La pérdida de capacidad de compra de las remuneraciones formales transparenta la persistente brecha entre la desaceleración de los indicadores de precios y la recomposición de los ingresos familiares. Lejos de constituir una problemática transitoria de liquidez, la veloz evaporación de los salarios responde a una indexación asimétrica que prioriza las tarifas de los servicios y los contratos de locación habitacional, un factor estructural que vacía el presupuesto de los asalariados y restringe severamente el consumo doméstico general en beneficio de los sectores financieros concentrados.
La vulnerabilidad crediticia y la contracción de la tasa de ahorro privado
La sistemática licuación de los ingresos corrientes de la población trabajadora expone los límites de los programas de estabilización de la macroeconomía nacional. Al consumirse las remuneraciones antes de la mitad del período mensual, la población económicamente activa apela de forma recurrente al financiamiento mediante tarjetas de crédito o préstamos informales para adquirir bienes de primera necesidad, evidenciando que la aparente calma cambiaria convive con un deterioro estructural que destruye toda posibilidad de previsibilidad en los hogares del área metropolitana.
La presión habitacional y las mutaciones en la asignación del gasto en el sector asalariado
La consolidación de los cánones de arrendamiento como el principal componente de las erogaciones corrientes devela una profunda crisis en las condiciones de habitabilidad de los grandes centros urbanos. Al absorber la vivienda y la alimentación casi las tres cuartas partes de los recursos del sector privado, se anula toda opción de capitalización o inversión productiva individual, una situación de vulnerabilidad social que deprime la demanda de las pequeñas y medianas empresas comerciales por la falta de excedentes financieros disponibles en la población.
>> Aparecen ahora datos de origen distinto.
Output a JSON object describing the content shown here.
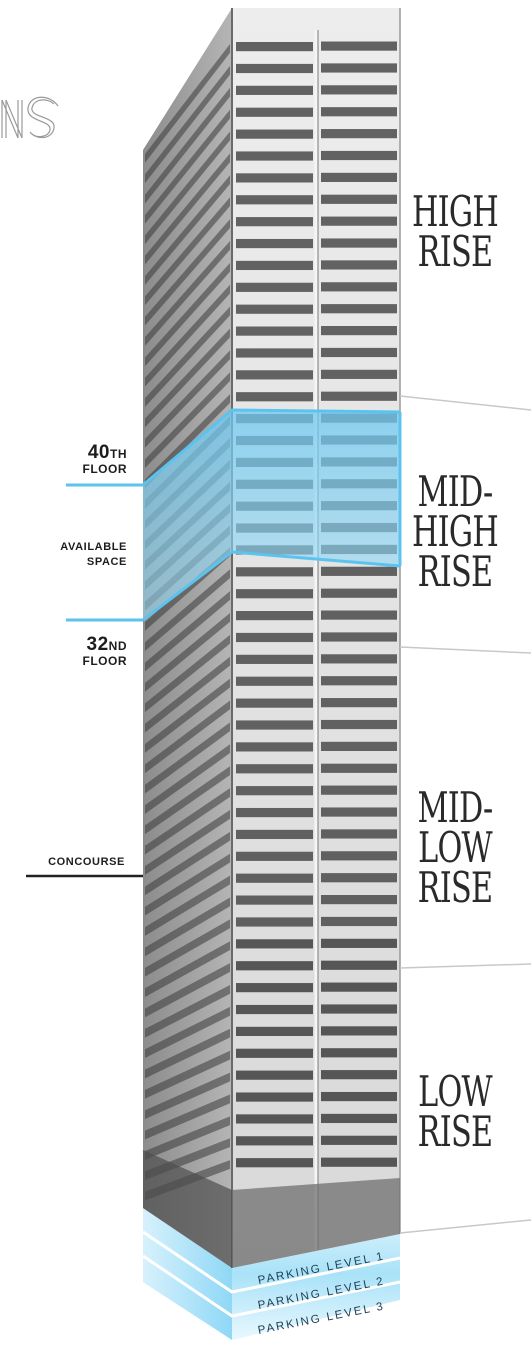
{
  "brand": {
    "partial_text": "NS"
  },
  "zones": [
    {
      "id": "high-rise",
      "line1": "HIGH",
      "line2": "RISE",
      "line3": ""
    },
    {
      "id": "mid-high-rise",
      "line1": "MID-",
      "line2": "HIGH",
      "line3": "RISE"
    },
    {
      "id": "mid-low-rise",
      "line1": "MID-",
      "line2": "LOW",
      "line3": "RISE"
    },
    {
      "id": "low-rise",
      "line1": "LOW",
      "line2": "RISE",
      "line3": ""
    }
  ],
  "available_space": {
    "top_floor_number": "40",
    "top_floor_suffix": "TH",
    "top_floor_word": "FLOOR",
    "label_line1": "AVAILABLE",
    "label_line2": "SPACE",
    "bottom_floor_number": "32",
    "bottom_floor_suffix": "ND",
    "bottom_floor_word": "FLOOR"
  },
  "concourse_label": "CONCOURSE",
  "parking_levels": [
    "PARKING LEVEL 1",
    "PARKING LEVEL 2",
    "PARKING LEVEL 3"
  ],
  "colors": {
    "highlight_blue": "#7fd0f2",
    "highlight_line": "#5cc3ee",
    "divider_gray": "#c8c8c8",
    "text_dark": "#1d1d1d"
  }
}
La sustentabilidad de este modelo de acumulación estará supeditada a la velocidad con que se articulen los mecanismos de negociación paritaria en los rubros con menor valor agregado. La persistencia de altos niveles de pasivos familiares continuará condicionando la efectividad de las reformas laborales promovidas por el gobierno central, un factor que incide de manera directa sobre las tasas de morosidad bancaria que las entidades financieras locales intentan monitorear para evitar desequilibrios en el sistema de pagos.
El éxito de los planes de reactivación productiva dependerá del diseño de políticas públicas orientadas a desmantelar la indexación de los costos fijos residenciales. Ante un escenario de creciente fragilidad en el tejido social, las decisiones presupuestarias convalidadas por las autoridades económicas redefinirán los equilibrios operativos entre las metas de disciplina fiscal y la recomposición del poder adquisitivo de los ciudadanos de a pie.